17.3 Hidden Clues in the Virus’ Evolution

The team examined the alignment more thoroughly. They looked to see if the earlier samples, particularly those from the Bat Trainers and even Safari Zone Workers shared high sequence similarity or a high degree of resemblance with the muubat samples from December. If the virus were to continue spreading, it’s likely that mutations will begin to accumulate in the later samples suggesting human-to-human transmission had allowed the virus to evolve further.

“It would be expected that the sequences with more mutations might be the later samples,” said one of the Bioinformaticians. “Once a virus moves into a new host, it undergoes small changes. But the key question is, is this a spillover event? Are there multiple spillover events, or did this virus jump from animals to humans just once and then spread onwards from there?”
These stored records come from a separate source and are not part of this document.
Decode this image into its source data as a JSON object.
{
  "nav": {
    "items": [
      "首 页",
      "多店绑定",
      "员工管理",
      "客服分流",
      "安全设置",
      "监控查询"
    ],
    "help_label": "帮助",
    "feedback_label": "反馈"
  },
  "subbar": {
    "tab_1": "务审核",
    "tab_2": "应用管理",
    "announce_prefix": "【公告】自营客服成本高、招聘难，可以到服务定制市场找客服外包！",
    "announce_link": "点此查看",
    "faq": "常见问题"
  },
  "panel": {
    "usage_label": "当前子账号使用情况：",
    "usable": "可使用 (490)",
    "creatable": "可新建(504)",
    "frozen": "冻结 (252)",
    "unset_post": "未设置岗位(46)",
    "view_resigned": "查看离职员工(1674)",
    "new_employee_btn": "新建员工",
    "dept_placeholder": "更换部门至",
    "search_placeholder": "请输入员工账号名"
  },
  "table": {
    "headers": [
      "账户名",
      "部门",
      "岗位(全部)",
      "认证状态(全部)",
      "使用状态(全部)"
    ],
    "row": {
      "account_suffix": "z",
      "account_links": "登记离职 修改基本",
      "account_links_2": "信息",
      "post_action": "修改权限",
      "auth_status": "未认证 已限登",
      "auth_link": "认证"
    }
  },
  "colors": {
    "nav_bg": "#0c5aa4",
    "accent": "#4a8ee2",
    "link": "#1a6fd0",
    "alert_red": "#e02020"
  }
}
That question led them back to the multiple sequence alignment (MSA), where they could visually inspect how each genome differed. The team noticed another critical detail: it appeared that there were some mutations concentrated in a specific region. What protein that gene region could code for could have implications for viral infectivity. Additionally, they noticed that some sequences shared a very high degree of similarity with the muubat samples.
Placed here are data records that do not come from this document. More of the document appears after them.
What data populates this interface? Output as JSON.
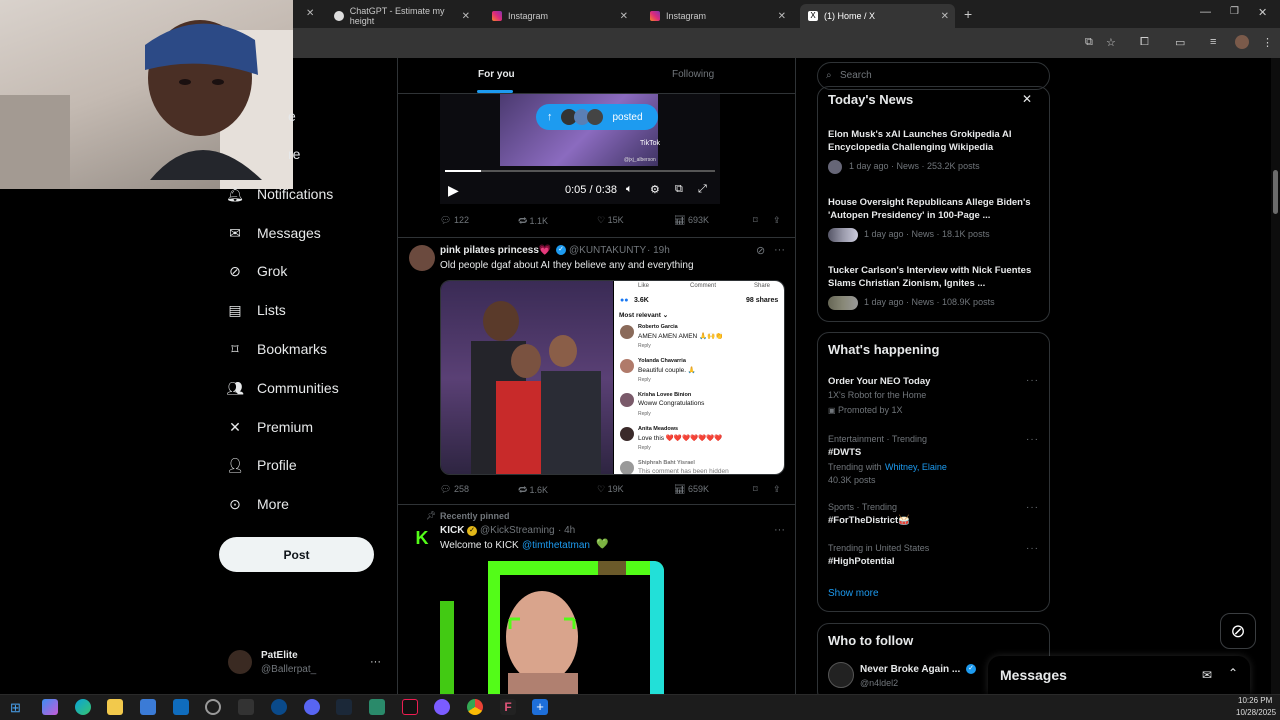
{
  "browser": {
    "tabs": [
      {
        "title": "ChatGPT - Estimate my height",
        "close": "✕"
      },
      {
        "title": "Instagram",
        "close": "✕"
      },
      {
        "title": "Instagram",
        "close": "✕"
      },
      {
        "title": "(1) Home / X",
        "close": "✕"
      }
    ],
    "new_tab": "+"
  },
  "nav": {
    "partial1": "e",
    "partial2": "re",
    "items": [
      "Notifications",
      "Messages",
      "Grok",
      "Lists",
      "Bookmarks",
      "Communities",
      "Premium",
      "Profile",
      "More"
    ],
    "post_label": "Post"
  },
  "account": {
    "name": "PatElite",
    "handle": "@Ballerpat_",
    "more": "···"
  },
  "timeline": {
    "tabs": [
      "For you",
      "Following"
    ],
    "posted_pill": "posted",
    "video": {
      "time": "0:05 / 0:38",
      "tiktok": "TikTok",
      "tiktok_handle": "@jxj_alberson"
    },
    "tweet1_stats": {
      "replies": "122",
      "reposts": "1.1K",
      "likes": "15K",
      "views": "693K"
    },
    "tweet2": {
      "name": "pink pilates princess💗",
      "handle": "@KUNTAKUNTY",
      "time": "· 19h",
      "text": "Old people dgaf about AI they believe any and everything",
      "comments": {
        "top_like": "Like",
        "top_comment": "Comment",
        "top_share": "Share",
        "count": "3.6K",
        "shares": "98 shares",
        "sort": "Most relevant ⌄",
        "list": [
          {
            "name": "Roberto Garcia",
            "text": "AMEN AMEN AMEN 🙏🙌👏"
          },
          {
            "name": "Yolanda Chavarria",
            "text": "Beautiful couple. 🙏"
          },
          {
            "name": "Krisha Lovee Binion",
            "text": "Woww Congratulations"
          },
          {
            "name": "Anita Meadows",
            "text": "Love this ❤️❤️❤️❤️❤️❤️❤️"
          },
          {
            "name": "Shiphrah Baht Yisrael",
            "text": "This comment has been hidden"
          }
        ],
        "reply": "Reply"
      },
      "stats": {
        "replies": "258",
        "reposts": "1.6K",
        "likes": "19K",
        "views": "659K"
      }
    },
    "tweet3": {
      "pinned": "Recently pinned",
      "name": "KICK",
      "handle": "@KickStreaming",
      "time": "· 4h",
      "text": "Welcome to KICK",
      "mention": "@timthetatman",
      "emoji": "💚"
    }
  },
  "sidebar": {
    "search_placeholder": "Search",
    "news_title": "Today's News",
    "news": [
      {
        "headline": "Elon Musk's xAI Launches Grokipedia AI Encyclopedia Challenging Wikipedia",
        "meta": "1 day ago · News · 253.2K posts"
      },
      {
        "headline": "House Oversight Republicans Allege Biden's 'Autopen Presidency' in 100-Page ...",
        "meta": "1 day ago · News · 18.1K posts"
      },
      {
        "headline": "Tucker Carlson's Interview with Nick Fuentes Slams Christian Zionism, Ignites ...",
        "meta": "1 day ago · News · 108.9K posts"
      }
    ],
    "happening_title": "What's happening",
    "happening": [
      {
        "context": "",
        "title": "Order Your NEO Today",
        "sub": "1X's Robot for the Home",
        "extra": "Promoted by 1X"
      },
      {
        "context": "Entertainment · Trending",
        "title": "#DWTS",
        "sub": "Trending with",
        "links": "Whitney, Elaine",
        "extra": "40.3K posts"
      },
      {
        "context": "Sports · Trending",
        "title": "#ForTheDistrict🥁",
        "sub": "",
        "extra": ""
      },
      {
        "context": "Trending in United States",
        "title": "#HighPotential",
        "sub": "",
        "extra": ""
      }
    ],
    "show_more": "Show more",
    "who_title": "Who to follow",
    "who": {
      "name": "Never Broke Again ...",
      "handle": "@n4ldel2"
    }
  },
  "messages_drawer": {
    "title": "Messages"
  },
  "clock": {
    "time": "10:26 PM",
    "date": "10/28/2025"
  },
  "colors": {
    "accent": "#1d9bf0",
    "background": "#000000",
    "border": "#2f3336",
    "muted": "#71767b"
  }
}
“We should generate a pairwise distance matrix and a phylogenetic tree to see if this confirms what we are seeing in the alignment.”

17.4 Ensuring the Data is Ready for Phylogenetics

Before moving forward with phylogenetic analysis, the team conducted a quality control check on the alignment. Any low-quality sequences, ambiguous regions, or problematic reads had to be identified and removed. “It’s good that we are doing QC on the sequences and removing the poor quality and incomplete genomes” one of the Bioinformatician mentioned. “If the alignment isn’t clean, the entire phylogenetic tree could be misleading”.

As they carefully reviewed the alignment, they specifically looked for high levels of ambiguity, specifically the amount of ambiguous or “N” bases, which reflects missing data. Sequences with high amounts of ambiguity, generally if greater than 10% of the whole genome, could require the samples to be re-examined and re-sequenced before being included in downstream analyses.

Analysis of Whole Genome Sequences from Outbreak, Alignment Viewer

Multiple Sequence Alignment (MSA) Metrics of Sequences in Alignment Viewer.

The alignment file containing sequences from the outbreak aligned to the reference genome was analyzed in Alignment Viewer. Alignment Viewer shows the percentage of gaps in the genome, representing any ambiguity or incomplete coverage across the genome. ident1% compares the reference sequence with a sequence from the outbreak, and is a metric that indicates the degree of genetic similarity of the two sequences. ident1% is the fraction of reference sequence identical to the second sequence.

17.5 Discussion Ten: Understanding Alignments and Results

Looking at the table above, what do you notice about the genetic identity shared among the sequences with each other, as well as the reference? Do these genomes look complete?

Multiple Sequence Alignment View of the Sequences, NCBI Viewer

A. Multiple Sequence Alignment View of Sequences, Whole Genome This alignment shows the whole genome of the virus from beginning to end, for all sequenced cases in the outbreak. Mutations are highlighted in red. Sequences were of high quality with no ambiguous bases or N’s.

Open alignment in new tab for full view

B. Multiple Sequence Alignment View of Sequences, Spike

This alignment shows the spike coding region of the genome, spanning base positions 3000 to 3500, for all sequenced cases in the outbreak. Mutations are highlighted in red. Sequences were of high quality with no ambiguous bases or N’s.

Open alignment in new tab for full view

The MSA using NCBI Alignment Viewer are shown above. Part A shows the coverage and mutations across the genome, whereas part B shows coverage across the spike gene. Mutations at a base position is indicated by the red lines.

17.6 Dicussion Eleven: Interpreting Alignment Results

A. Looking at the multiple sequence alignment, what would you infer about the appearance of the mutations and where they are occurring?

B. Are most mutations occurring within a specific region of the genome? If so, why do you think that might be the case?